Mark Lee Webb


Mark Lee Webb is a native of Kentucky, but as a teenager lived in California. He knows where a skeg is on a surfboard and how to get from Malibu to Westwood via Mulholland. But he also knows how to find Paris without leaving Kentucky. He’s Editor and Publisher of A NARROW FELLOW, Journal of Poetry. Mark presented his newest book, WHATEVERITS, at the 2014 University of Louisville Conference on Literature and Culture. Finishing Line Press published it in 2014. He was recently awarded a writing residency at the Noepe Center on Martha’s Vineyard.

It is Raining and the Planks on Lewes Pier Bleed

mackerel, striper, rotten skate.
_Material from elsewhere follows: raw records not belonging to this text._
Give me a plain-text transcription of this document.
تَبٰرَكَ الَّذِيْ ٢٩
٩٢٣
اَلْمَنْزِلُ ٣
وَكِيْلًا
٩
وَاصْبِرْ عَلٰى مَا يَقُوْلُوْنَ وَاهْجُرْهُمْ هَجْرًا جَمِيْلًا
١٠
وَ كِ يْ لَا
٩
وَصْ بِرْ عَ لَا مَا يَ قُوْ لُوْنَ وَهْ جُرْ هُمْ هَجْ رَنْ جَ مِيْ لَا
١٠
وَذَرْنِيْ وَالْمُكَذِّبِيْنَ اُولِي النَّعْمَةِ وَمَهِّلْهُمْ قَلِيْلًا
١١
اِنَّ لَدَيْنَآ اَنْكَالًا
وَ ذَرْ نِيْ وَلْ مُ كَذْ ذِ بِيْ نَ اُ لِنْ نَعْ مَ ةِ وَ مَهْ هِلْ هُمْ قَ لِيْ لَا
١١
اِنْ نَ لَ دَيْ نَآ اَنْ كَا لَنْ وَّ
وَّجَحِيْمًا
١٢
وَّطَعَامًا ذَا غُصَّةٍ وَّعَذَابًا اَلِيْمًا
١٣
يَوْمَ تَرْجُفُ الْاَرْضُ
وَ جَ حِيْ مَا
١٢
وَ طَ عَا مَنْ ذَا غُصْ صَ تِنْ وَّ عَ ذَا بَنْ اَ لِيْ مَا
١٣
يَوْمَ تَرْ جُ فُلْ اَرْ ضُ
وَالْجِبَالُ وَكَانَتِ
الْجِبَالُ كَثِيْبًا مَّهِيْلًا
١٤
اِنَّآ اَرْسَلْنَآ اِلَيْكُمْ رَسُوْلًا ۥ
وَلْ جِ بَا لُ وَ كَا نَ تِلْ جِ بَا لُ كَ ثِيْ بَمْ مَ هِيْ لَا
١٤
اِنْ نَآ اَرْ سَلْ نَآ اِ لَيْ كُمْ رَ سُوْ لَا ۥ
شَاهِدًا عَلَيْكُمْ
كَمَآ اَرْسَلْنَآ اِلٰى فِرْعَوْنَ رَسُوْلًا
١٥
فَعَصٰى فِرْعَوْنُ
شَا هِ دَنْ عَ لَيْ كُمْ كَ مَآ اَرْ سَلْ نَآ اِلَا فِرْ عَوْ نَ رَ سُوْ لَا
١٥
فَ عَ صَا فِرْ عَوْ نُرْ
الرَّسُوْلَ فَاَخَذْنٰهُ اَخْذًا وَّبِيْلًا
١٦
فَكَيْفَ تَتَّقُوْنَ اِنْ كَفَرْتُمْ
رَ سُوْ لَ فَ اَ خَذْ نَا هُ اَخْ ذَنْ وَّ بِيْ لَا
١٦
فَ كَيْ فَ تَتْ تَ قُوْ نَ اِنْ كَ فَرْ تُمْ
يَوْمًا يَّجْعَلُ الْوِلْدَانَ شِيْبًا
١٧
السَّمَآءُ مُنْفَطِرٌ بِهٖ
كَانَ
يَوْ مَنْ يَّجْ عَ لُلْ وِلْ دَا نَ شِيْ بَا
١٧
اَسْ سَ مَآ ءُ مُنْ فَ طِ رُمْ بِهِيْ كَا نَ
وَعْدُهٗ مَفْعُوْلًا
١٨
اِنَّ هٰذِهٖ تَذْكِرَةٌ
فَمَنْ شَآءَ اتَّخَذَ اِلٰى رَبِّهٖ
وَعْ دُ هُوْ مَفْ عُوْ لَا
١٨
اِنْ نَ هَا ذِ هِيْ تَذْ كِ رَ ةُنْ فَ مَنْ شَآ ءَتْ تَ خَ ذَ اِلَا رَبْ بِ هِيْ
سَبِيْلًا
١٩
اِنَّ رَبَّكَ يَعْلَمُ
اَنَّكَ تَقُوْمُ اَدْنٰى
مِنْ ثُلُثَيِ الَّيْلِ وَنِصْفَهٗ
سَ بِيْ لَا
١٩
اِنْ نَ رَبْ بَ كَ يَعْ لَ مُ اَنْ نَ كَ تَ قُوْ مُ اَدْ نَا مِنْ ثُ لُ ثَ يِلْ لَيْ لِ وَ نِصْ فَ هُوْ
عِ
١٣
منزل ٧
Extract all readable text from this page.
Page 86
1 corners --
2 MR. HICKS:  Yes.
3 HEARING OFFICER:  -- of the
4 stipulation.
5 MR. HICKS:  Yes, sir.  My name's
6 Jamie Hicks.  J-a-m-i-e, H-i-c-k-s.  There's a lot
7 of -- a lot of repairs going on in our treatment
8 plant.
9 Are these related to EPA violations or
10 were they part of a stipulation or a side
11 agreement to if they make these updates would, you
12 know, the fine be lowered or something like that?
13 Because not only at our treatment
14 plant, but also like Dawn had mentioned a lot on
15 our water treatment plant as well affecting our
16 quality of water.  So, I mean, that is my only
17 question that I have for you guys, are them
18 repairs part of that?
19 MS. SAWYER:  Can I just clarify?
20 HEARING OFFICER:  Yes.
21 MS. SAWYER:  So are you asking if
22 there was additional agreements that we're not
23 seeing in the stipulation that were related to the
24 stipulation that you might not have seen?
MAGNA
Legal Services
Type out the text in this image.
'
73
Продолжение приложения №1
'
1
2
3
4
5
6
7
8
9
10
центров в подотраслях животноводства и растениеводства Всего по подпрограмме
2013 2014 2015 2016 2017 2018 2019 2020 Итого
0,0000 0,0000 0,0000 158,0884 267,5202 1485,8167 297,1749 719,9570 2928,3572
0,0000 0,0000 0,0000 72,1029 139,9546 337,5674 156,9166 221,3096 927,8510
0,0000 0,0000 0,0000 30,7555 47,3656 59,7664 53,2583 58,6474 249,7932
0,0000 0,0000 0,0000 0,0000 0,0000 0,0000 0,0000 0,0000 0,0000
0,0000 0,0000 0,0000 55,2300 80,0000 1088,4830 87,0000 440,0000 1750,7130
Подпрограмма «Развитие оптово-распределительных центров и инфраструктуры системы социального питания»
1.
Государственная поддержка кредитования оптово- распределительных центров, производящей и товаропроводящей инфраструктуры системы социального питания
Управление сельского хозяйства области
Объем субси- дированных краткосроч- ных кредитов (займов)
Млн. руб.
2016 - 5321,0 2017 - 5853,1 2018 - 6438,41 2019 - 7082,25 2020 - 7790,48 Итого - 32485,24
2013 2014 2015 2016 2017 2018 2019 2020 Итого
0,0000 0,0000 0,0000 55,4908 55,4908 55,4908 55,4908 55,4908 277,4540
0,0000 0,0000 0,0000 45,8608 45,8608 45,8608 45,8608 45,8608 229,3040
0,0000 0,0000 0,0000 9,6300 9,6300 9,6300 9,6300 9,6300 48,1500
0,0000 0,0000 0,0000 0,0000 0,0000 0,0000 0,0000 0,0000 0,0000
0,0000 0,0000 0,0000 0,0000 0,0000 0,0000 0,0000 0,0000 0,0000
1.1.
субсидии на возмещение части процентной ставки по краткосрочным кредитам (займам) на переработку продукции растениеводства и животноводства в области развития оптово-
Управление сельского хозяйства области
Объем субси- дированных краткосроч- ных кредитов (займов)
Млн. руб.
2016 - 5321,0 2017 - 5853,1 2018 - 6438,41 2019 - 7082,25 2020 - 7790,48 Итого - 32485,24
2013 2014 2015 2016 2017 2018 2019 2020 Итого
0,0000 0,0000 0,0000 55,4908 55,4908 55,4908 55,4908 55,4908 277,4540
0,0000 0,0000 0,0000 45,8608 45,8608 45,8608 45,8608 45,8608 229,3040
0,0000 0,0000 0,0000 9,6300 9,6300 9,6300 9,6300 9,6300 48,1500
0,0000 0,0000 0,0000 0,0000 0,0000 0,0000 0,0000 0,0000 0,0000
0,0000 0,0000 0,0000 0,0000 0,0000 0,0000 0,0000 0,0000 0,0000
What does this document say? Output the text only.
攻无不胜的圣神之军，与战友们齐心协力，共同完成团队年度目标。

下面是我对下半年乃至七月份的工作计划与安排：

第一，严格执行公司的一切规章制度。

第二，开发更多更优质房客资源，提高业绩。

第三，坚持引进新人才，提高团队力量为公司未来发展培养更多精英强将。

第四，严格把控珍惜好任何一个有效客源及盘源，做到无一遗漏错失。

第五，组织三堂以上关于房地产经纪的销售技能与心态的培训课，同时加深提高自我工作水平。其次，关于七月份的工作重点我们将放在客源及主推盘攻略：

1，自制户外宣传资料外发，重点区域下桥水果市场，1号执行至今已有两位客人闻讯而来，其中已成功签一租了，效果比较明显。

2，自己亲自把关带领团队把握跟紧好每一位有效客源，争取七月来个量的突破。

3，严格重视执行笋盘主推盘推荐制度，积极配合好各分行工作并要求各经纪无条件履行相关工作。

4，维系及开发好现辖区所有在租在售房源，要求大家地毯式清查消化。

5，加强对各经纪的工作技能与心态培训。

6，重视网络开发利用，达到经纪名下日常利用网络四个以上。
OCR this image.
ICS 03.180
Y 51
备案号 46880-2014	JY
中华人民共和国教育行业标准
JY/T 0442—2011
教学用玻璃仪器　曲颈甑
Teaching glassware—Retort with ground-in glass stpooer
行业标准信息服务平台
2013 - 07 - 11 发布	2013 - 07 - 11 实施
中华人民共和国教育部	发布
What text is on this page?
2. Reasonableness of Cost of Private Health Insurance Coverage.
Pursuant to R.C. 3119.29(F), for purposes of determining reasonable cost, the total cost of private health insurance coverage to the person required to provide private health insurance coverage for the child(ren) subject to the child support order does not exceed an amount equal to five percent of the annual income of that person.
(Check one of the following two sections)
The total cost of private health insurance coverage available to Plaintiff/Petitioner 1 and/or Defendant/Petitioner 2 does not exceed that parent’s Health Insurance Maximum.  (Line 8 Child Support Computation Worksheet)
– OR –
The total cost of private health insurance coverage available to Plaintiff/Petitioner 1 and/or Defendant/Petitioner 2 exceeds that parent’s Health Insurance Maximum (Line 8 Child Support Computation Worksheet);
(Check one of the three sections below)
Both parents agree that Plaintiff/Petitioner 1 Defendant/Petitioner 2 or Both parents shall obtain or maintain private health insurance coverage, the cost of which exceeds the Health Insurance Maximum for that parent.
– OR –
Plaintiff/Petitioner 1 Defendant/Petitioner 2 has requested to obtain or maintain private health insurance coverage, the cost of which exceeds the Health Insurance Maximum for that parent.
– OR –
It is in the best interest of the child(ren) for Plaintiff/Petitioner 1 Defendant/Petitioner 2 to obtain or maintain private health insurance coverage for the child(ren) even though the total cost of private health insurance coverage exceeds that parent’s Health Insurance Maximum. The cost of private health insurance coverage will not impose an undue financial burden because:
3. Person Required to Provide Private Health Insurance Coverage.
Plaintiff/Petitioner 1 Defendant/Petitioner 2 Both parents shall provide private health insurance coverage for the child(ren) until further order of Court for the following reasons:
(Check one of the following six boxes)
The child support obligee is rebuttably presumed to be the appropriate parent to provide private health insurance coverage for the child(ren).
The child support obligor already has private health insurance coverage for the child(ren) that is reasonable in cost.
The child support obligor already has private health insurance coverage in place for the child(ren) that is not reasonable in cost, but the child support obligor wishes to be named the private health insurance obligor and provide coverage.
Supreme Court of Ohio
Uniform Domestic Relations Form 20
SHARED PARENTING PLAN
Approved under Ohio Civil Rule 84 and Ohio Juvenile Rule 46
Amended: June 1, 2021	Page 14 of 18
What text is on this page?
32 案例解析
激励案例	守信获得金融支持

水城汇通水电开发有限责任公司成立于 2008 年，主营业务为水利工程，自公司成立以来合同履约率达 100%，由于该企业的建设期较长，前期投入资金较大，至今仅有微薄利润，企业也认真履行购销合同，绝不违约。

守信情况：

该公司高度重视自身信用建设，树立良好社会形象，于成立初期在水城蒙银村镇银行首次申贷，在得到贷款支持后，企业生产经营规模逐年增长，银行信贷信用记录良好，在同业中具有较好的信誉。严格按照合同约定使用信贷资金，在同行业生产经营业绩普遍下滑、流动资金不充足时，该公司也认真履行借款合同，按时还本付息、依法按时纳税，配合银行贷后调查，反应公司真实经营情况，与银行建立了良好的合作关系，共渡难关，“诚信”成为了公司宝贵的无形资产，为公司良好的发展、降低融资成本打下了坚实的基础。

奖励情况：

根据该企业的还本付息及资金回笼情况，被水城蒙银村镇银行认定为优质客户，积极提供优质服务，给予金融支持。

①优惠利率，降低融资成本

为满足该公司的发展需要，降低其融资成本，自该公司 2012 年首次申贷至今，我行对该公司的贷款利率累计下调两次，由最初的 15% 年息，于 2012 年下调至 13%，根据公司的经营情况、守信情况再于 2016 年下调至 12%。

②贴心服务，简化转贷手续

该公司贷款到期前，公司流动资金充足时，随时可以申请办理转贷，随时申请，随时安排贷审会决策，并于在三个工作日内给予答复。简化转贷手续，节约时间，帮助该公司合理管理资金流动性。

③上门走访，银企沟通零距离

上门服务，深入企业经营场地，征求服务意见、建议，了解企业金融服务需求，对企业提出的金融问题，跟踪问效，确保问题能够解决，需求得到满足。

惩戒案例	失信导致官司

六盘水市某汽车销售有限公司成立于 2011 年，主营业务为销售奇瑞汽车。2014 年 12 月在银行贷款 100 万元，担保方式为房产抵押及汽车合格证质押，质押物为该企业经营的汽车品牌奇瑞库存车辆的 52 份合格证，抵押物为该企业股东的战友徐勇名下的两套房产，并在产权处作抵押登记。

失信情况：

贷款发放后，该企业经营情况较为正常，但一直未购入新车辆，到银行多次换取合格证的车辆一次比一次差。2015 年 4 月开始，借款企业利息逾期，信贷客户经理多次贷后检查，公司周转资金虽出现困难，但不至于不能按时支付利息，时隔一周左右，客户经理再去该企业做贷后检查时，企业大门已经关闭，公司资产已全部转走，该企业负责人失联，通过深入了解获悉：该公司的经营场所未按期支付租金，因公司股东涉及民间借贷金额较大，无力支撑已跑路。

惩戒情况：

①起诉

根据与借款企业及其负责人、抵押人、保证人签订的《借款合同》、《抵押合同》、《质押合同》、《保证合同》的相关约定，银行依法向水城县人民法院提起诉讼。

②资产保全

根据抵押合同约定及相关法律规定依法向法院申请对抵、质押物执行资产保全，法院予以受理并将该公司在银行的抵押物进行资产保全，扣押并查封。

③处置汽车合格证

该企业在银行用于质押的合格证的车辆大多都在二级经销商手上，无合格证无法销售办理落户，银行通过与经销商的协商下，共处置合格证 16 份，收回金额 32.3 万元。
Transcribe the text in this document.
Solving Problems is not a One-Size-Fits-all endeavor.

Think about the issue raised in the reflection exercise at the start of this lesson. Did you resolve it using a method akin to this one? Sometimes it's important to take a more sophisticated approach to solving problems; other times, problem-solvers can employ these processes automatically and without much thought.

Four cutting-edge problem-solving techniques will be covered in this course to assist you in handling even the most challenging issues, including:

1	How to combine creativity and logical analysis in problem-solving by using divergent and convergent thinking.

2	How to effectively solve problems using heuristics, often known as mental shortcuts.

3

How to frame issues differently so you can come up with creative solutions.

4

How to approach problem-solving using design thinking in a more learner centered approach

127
I have nothing better
to do when it rains, so I take holidays and crab,           
scrounge chicken necks for bait from the Co-Op,
stop at Derrickson’s for a cold cola, walk past
Saint Peter’s Episcopal Cemetery where irises bloom
on Miss Henrietta Stotesbury. Tomorrow, if it stops
raining, I will rise before dawn, slip on overalls,
and climb two-story ladders to ice gingerbread
in Salmon and Sea Green. My strokes are not savageries
inflicted on complicitly-stretched canvas, my palette not
Van Gogh’s Mediterranean Saintes-Maries brushed
in mistral winds. I work with my son at common labor
and together we walk scaffolding, lacquer Victorians
on McFee in Anemone and Bay Breeze. But if it rains
again I will slip away, stay on holiday pulling my pots,
sorting black fingers from rocks, blues from greens –
the females laden with eggs I will throw
back, the males destined for a scalding.

I collected the stories that became this poem from the recollections of my father, now eighty one, about my grandfather and great-grandfather who lived and worked as housepainters in Lewes, Delaware.